Others suspect a tincture of politics. The restoration of "voluntary prayer" in public schools has been a top item on the Reagan administration's agenda of social issues. Polls suggest that a majority of Americans would approve. They presumably agree with Justice Potter Stewart's complaint in the original prayer case that a non-sectarian "voluntary" prayer is not "an establishment of religion" but only a recognition of the "deeply entrenched and highly cherished spiritual tradition of our nation."
That view appealed to me at the time and still does--up to a point. It was and is highly disputable that the First Amendment erects "an eternal wall of separation between church and state," or commands a coldly "neutral" attitude on government's part toward religion.
Unfortunately, a constitutional amendment creating a new "right" to pray "voluntarily" in public schools would be more than a return to the pre- 1962 status quo. What is positively affirmed as a constitutional right is not the same as what was tolerated as a matter of relatively harmless custom. Before the court's "Regents Prayer" decision, school prayer and Bible reading (also later foribdden) were scattered customs, mostly observed in the heavily Protestant South and Midwest. Elsewhere, they had always been a source of friction and contention, complicating ethnic and religious rivalries.
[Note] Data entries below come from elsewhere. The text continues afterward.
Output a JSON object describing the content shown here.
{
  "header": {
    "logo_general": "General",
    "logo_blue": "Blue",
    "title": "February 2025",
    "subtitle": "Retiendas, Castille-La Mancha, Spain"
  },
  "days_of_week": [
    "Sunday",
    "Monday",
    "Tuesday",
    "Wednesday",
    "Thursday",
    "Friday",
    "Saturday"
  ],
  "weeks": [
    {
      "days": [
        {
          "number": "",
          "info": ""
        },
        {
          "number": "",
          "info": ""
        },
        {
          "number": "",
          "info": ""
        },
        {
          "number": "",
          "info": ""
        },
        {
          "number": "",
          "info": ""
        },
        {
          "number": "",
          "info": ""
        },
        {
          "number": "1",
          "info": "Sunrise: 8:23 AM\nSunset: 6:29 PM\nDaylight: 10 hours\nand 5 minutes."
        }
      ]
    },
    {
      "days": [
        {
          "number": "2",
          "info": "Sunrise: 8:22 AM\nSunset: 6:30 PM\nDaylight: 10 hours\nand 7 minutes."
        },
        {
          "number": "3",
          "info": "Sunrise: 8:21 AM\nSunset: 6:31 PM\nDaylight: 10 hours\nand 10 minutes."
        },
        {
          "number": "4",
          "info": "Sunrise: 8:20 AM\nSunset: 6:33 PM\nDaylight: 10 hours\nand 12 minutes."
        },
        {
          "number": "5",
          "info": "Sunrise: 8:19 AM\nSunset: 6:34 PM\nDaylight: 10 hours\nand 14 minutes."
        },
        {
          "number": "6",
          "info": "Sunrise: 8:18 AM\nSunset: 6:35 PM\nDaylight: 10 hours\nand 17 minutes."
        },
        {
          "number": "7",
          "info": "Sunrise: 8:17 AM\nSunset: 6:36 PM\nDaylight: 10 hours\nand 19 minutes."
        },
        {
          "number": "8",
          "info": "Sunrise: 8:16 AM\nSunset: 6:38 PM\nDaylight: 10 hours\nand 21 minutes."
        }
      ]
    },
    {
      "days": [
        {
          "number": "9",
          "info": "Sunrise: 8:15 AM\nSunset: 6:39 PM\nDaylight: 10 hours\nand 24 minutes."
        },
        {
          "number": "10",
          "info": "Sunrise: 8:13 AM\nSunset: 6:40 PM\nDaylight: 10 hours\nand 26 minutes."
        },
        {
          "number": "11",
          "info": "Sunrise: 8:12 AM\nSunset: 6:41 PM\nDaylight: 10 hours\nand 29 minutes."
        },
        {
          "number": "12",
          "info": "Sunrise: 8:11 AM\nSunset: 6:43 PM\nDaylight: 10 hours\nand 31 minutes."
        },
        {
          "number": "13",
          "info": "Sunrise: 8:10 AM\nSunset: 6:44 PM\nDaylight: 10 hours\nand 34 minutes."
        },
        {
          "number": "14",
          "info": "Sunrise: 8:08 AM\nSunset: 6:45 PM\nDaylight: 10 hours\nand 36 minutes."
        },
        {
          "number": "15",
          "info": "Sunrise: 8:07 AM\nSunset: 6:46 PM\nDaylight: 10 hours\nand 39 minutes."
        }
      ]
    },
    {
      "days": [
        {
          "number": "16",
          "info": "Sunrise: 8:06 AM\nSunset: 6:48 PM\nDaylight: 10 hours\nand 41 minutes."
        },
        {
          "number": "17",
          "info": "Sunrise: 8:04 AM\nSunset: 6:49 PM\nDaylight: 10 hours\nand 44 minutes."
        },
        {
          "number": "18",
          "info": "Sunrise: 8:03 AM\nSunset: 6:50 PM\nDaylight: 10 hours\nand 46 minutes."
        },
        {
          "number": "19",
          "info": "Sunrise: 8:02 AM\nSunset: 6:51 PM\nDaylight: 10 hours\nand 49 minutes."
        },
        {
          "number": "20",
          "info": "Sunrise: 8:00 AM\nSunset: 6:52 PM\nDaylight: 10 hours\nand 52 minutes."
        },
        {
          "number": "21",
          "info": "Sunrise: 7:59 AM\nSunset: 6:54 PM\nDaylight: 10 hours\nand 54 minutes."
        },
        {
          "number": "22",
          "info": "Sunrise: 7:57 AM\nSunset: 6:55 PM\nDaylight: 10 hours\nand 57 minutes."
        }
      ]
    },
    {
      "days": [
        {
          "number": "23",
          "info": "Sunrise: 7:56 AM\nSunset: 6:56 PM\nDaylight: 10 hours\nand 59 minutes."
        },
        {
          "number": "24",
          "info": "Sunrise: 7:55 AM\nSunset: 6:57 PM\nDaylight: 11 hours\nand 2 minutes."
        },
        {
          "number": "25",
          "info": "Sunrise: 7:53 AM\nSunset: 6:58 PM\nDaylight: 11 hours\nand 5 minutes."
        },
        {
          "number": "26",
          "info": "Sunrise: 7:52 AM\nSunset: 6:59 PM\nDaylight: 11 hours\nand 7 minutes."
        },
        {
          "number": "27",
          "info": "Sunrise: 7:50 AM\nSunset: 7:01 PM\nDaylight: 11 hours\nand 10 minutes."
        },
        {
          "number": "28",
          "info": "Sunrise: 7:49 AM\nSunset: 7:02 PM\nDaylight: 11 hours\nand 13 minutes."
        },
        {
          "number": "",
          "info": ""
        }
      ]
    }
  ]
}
Those who are serious enough about school prayer to push for a reversal of Supreme Court rulings are presumably serious enough to insist that their prayers and practices bear the official stamp. So an affirmative "right" of school prayer is likely to become a recipe for renewed friction. It is equally likely that judges who must interpret the new "right" would be forced to decide which prayers pass constitutional muster and which do not: a form of "entanglement" of church and state from which sensible judges will shrink.
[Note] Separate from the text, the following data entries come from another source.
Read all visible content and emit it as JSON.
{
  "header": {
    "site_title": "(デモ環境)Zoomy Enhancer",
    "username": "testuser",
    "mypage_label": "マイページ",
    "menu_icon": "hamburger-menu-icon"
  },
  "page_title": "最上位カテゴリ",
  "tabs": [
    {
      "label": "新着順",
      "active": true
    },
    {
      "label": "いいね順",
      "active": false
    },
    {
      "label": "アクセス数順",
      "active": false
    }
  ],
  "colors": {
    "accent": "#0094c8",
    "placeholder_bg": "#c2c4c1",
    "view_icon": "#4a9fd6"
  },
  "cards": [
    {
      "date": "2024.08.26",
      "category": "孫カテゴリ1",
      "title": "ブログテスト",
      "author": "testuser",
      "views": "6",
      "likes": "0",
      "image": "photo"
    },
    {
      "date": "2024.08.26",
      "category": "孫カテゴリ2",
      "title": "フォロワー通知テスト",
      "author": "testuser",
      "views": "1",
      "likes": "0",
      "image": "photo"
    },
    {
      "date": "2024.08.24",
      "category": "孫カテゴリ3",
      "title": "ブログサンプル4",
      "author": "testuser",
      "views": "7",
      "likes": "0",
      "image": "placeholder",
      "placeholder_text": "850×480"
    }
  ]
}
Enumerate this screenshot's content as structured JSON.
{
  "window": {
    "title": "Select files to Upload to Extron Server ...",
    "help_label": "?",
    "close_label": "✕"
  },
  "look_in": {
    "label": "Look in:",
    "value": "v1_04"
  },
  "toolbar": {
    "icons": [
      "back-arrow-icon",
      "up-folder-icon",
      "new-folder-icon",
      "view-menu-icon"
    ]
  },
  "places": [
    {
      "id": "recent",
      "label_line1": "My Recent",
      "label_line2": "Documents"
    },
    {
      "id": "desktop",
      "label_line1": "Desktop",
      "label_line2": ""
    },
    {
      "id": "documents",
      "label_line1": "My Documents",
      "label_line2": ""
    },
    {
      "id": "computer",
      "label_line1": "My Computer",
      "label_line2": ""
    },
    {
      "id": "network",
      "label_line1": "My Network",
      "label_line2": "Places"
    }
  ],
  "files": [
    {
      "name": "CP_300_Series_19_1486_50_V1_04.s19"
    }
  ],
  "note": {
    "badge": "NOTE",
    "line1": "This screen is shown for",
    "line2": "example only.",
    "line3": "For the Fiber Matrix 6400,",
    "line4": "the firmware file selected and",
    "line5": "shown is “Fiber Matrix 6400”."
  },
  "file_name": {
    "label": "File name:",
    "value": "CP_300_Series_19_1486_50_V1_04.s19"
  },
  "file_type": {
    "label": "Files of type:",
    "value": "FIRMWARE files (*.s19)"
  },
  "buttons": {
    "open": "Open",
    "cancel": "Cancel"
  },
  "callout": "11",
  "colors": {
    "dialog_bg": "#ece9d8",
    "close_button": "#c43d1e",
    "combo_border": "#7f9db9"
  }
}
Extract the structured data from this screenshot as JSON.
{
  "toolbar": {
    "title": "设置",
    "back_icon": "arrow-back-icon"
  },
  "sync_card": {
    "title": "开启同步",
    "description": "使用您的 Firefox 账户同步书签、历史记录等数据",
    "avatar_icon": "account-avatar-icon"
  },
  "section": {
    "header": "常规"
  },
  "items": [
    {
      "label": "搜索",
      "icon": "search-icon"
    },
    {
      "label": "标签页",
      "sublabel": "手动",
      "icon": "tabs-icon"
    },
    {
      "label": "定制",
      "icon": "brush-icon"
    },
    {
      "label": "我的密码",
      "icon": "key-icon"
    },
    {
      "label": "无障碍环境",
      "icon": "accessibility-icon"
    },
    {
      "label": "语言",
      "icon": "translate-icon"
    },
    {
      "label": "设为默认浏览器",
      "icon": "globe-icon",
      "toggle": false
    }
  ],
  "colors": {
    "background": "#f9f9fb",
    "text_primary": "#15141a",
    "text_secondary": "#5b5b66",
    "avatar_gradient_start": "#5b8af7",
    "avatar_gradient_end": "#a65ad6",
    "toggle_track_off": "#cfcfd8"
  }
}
In retrospect, the 1962 ruling seems a less startling departure from custom and constitutional doctrine than some of us thought at the time. The Regents Prayer decision recognized an important truth: that religion is an intensely personal and private matter, deserving protection from the tendency of officials to dilute it into a bland civic ritual.
That was the point Justice Robert Jackson made in his notable dissents in previous church and state cases. In one, he made this waspish, and to my mind conclusive, comment: "My evangelistic brethren confuse an objection to (religious) compulsion with an objection to religion. It is possible to hold a faith with enough confidence to believe that what should be rendered to God does not need to be decided and collected by Caesar." Jackson's words need a closer look by Reagan and the "evangelistic brethren" who gathered with him in the Rose Garden yesterday. They not only seek a right to pray where my prayer and yours may not be the same. They also are mobilizing Caesar for duties better left in other hands.